Depuis plusieurs années, certaines collectivités territoriales ont déjà mis en œuvre des politiques de protection et de préservation des zones humides sur leur territoire. Ainsi, souvent sous l'impulsion des SDAGE et des SAGE, des inventaires de zones humides ont été réalisés à l’échelle de la commune ou de l'intercommunalité et ont été le plus souvent intégrés dans les documents d’urbanisme. Ils ont ainsi permis de protéger certaines zones humides en les classant en zone N (naturelle) ou A (agricole) au sein des PLU(i) en mettant en œuvre la phase d’évitement de la séquence ERC.
Néanmoins, dans certains secteurs soumis à une forte pression foncière et à une urbanisation croissante, certaines zones humides sont menacées et potentiellement urbanisables (classement en zones AU "à urbaniser"). Par conséquent, tout en souhaitant réduire au maximum les impacts sur les zones humides lors de la mise en œuvre du projet, certaines collectivités anticipent leur besoin en mesures compensatoires en réfléchissant à une stratégie d’identification des zones humides menacées à l’échelle de leur territoire et en cherchant des moyens d’anticipation et d’optimisation des mesures compensatoires.
Dans ce contexte, une étude de cas des politiques et des projets de territoire en faveur des zones humides de différentes collectivités territoriales ou établissements publics a été réalisé. L’objectif est d’identifier les exemples favorables, les freins et les leviers rencontrés lors de la mise en œuvre d’une politique de préservation des zones humides.
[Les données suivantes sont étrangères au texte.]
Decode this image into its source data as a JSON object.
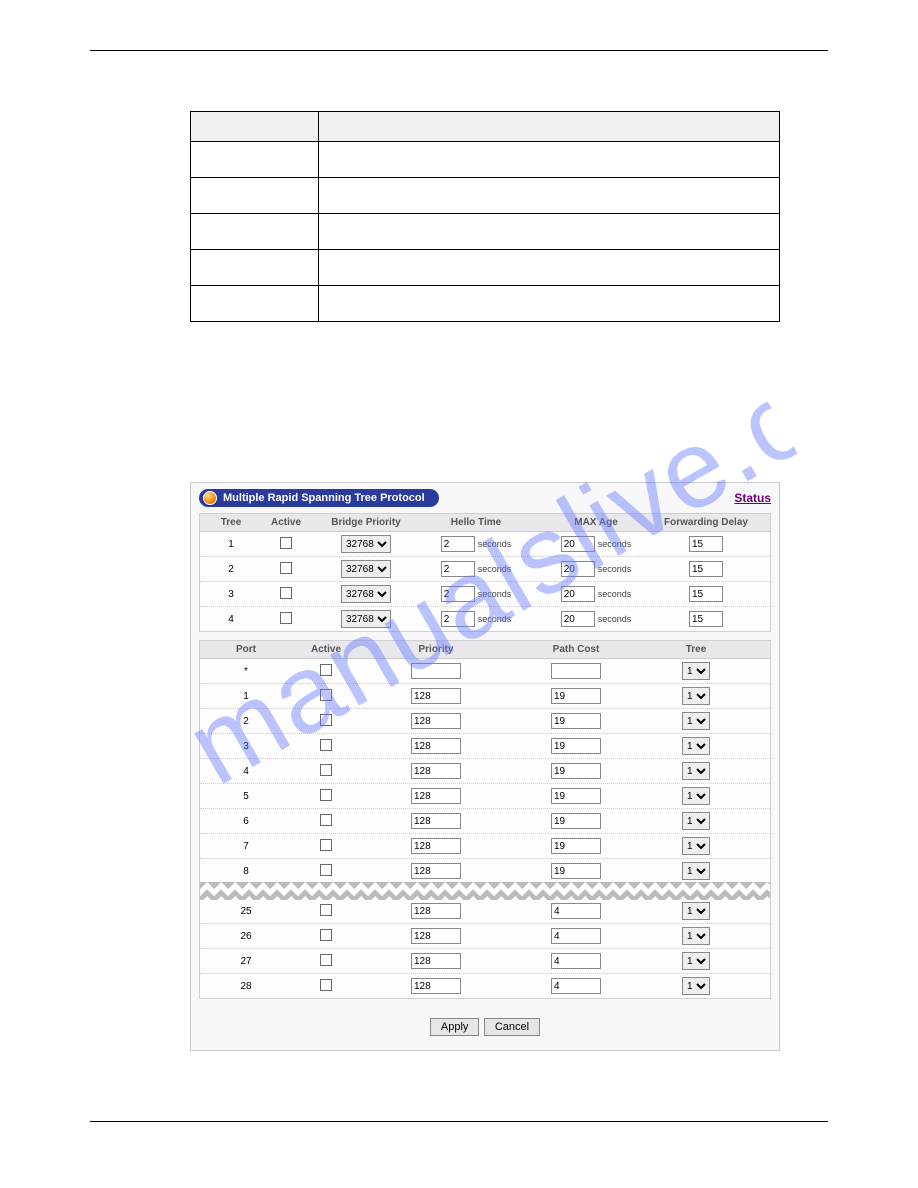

La méthode, un retour expérience tiré de 13 entretiens
Le travail du Cerema a consisté à analyser les politiques publiques en faveur des zones humides mises en œuvre par 13 acteurs publics. Les interviewés ont des rôles différents et complémentaires dans la mise en œuvre de la politiques zones humides: les collectivités territoriales mettent d'abord en place la politique d'identification et préservation des zones humides (7 interviews), un parc naturel régional joue une rôle d'animation ou d’impulsion (2 interviews), et des opérateurs publics départementaux ( 2 interviews) ainsi qu'un syndicat mixte de gestion d'un lac ont également répondu.
Cette diversité d'acteurs permet de couvrir l'ensemble des situations concrètes de mise en application sur le terrain de la politique nationale d'identification, de protection et gestion des zones humides. Voici le détail des structures identifiées :
- Bordeaux Métropole (33) ;
- Métropole de Lyon (69) ;
- Nantes Métropole (44) ;
- Rouen Métropole (76) ;
- Grand Chambéry (73) ;
- Communauté d’Agglomération de Marne et Gondoire (77) ;
- Communauté de Communes de l’Estuaire et le Syndicat Mixte de Développement Durable de l’Estuaire de la Gironde (33) ;
- Le département des Yvelines et l’opérateur Biodif (78) ;
- Le département du Finistère et le Forum des Marais Atlantique (29) ;
- Syndicat Mixte du Lac d’Annecy (74) ;
- Parc Naturel Régional des Boucles de la Seine Normande (76 et 27) ;
- Parc Naturel Régional des Landes de Gascogne (33 et 40).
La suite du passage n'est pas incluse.